SEO Content Mistakes You’re Making

1. Keywords, Keywords, Keywords!

Keywords are important, but they should take a back seat to your topic. Match your chosen keywords to your content. Recent changes in the search engines only magnify this point.

If the reader wants to know about oranges, don’t tell him about apples. Tell him everything you know about oranges and use ‘orange’ related keywords.

To find the right topic, consider your site’s organization. Where you will put the content? Why is the reader in a specific area of your site?

Want to know a bit more? Copywriter Glenn Murray recently made an excellent video on how to organize keywords and content topics.

In the end, a logical order with the right topics and keywords will satisfy both search engines and people.

Oh, and before I forget, stop keyword stuffing! It sounds terrible, looks bad, the search engines can tell, and YES people without SEO experience can tell. Focus on placement, and forget density!

2. Failing To Target The Right Audience

A majority of SEO copywriting has nothing to do with search engine optimization; it focuses on your target client. In fact, the more you know about your audience the better. What’s your customer’s main priority? What do they do for fun? What do they know? What problem can you solve? Answer these questions, and you’ll end up with perfect copy every time.

Stay current. People want to read about what’s going on right now or discuss relevant issues. Social media and search tools such as Google Insights are full of hot topics. Be sure to use them!

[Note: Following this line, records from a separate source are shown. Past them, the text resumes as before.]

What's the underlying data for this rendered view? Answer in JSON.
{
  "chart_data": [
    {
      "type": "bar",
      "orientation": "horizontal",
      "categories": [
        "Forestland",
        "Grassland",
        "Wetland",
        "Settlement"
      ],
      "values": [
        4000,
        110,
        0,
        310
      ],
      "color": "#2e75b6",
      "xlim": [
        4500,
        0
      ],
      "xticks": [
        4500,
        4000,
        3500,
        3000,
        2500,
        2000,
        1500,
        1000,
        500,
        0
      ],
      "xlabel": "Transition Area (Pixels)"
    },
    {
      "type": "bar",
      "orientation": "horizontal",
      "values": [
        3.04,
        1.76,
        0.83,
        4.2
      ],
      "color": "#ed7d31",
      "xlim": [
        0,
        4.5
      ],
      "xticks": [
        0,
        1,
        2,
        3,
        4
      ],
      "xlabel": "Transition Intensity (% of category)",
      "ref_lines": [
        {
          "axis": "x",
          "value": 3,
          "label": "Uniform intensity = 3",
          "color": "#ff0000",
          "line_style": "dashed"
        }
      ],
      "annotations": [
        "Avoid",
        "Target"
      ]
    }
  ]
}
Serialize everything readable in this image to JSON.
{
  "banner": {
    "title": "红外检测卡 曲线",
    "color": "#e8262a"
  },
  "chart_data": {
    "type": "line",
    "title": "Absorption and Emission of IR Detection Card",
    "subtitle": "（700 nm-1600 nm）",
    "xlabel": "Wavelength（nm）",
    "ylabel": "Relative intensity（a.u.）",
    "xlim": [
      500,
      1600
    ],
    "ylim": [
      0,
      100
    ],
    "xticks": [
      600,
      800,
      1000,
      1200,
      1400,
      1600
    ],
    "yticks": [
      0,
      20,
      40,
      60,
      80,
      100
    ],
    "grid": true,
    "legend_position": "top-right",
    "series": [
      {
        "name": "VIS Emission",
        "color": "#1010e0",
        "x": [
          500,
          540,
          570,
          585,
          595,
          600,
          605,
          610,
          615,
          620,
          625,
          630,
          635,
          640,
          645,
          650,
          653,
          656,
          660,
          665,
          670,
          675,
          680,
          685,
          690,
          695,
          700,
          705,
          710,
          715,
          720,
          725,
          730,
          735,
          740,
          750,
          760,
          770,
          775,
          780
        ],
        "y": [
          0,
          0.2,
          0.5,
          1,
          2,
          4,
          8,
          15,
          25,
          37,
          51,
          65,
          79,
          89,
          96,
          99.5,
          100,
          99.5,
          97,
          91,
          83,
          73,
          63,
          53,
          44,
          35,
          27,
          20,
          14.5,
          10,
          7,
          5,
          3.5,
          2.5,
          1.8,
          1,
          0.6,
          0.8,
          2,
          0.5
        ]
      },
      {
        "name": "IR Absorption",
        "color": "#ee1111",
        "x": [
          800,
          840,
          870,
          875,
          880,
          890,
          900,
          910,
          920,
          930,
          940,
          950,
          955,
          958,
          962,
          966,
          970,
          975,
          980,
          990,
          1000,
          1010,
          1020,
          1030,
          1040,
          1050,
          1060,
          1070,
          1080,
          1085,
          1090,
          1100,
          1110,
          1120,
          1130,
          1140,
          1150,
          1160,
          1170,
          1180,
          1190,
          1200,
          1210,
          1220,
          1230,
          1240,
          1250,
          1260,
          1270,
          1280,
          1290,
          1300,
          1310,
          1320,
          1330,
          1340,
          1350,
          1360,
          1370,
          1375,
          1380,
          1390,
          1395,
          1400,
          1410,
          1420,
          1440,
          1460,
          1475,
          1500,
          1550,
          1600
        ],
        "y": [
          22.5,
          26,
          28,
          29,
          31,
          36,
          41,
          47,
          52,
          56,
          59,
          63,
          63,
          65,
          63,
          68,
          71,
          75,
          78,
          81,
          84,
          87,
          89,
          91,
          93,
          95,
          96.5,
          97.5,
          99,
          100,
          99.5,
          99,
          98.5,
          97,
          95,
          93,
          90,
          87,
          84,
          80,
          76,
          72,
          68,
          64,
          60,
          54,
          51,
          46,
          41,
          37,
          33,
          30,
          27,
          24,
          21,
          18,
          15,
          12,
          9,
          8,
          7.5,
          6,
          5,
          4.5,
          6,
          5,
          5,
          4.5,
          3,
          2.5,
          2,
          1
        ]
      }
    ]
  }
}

3. Providing The Same Old Thing

If you want to market an eBook to advanced Twitter users, basic topics such as ‘how to use Twitter’ are overdone and a waste of time. It certainly won’t make you sound like an authority. Instead, improve the user’s experience and make them a better tweeter with advanced topics such as ‘how to increase your retweet rates’.

If you want to add common information to your content, link to a quality source. On a commercial site, get creative with the basics (offer an eBook, or create a database). This makes it optional for the reader and leaves the reader with nothing but pure, juicy tidbits.

Bottom line: be unique, give the reader an ‘ah’ or a ‘D’oh’ moment, and prove why you are a superior source.

4. Using The Wrong Resources

Wikipedia is NOT a trusted resource! If you’ve made this mistake, you are in good company, but don’t repeat it. Only use Wikipedia to get a general idea of a topic rather than collecting facts.

Incorrect statements cause you to lose all credibility with your clients. In some cases, you could even do harm. Imagine your doctor consulting Wikipedia before you’re supposed to go under the knife. Would you feel comfortable?

Use several resources and always check them before you write your content. Wolfram seems promising in the straight facts department, but I would still check them.

5. Not Showing Off Good Content To The Fullest Extent

For website copy, use content to add value to your products. For example, use it to get into your reader’s mind and show them what life will be like if they buy your do-it-all new gadget. But, don’t fall into the trap of listing the features. Instead, show how the client will feel and think once they try your gadget.

If you write blog posts or articles, don’t write them and leave them sit. Tweet them, link to them, use social media, refer others to it, and treat good content like it matters. The difference is astounding!

6. Deal with the negatives for a product or service before someone else does

This keeps you in control of the situation and it sounds a lot more honest and credible (not that it isn’t!). For example, if you price a product low, why is it so cheap? What are its real downfalls?

Be honest, but don’t say ‘I make a few new points that other’s don’t', say ‘I have been in the industry for 20 years and have learned the finer points that come only with experience’. The trick is how you address those negatives!

Content involves more than throwing words at the page. Great content brings people, products, search engines, and your business together all in one place.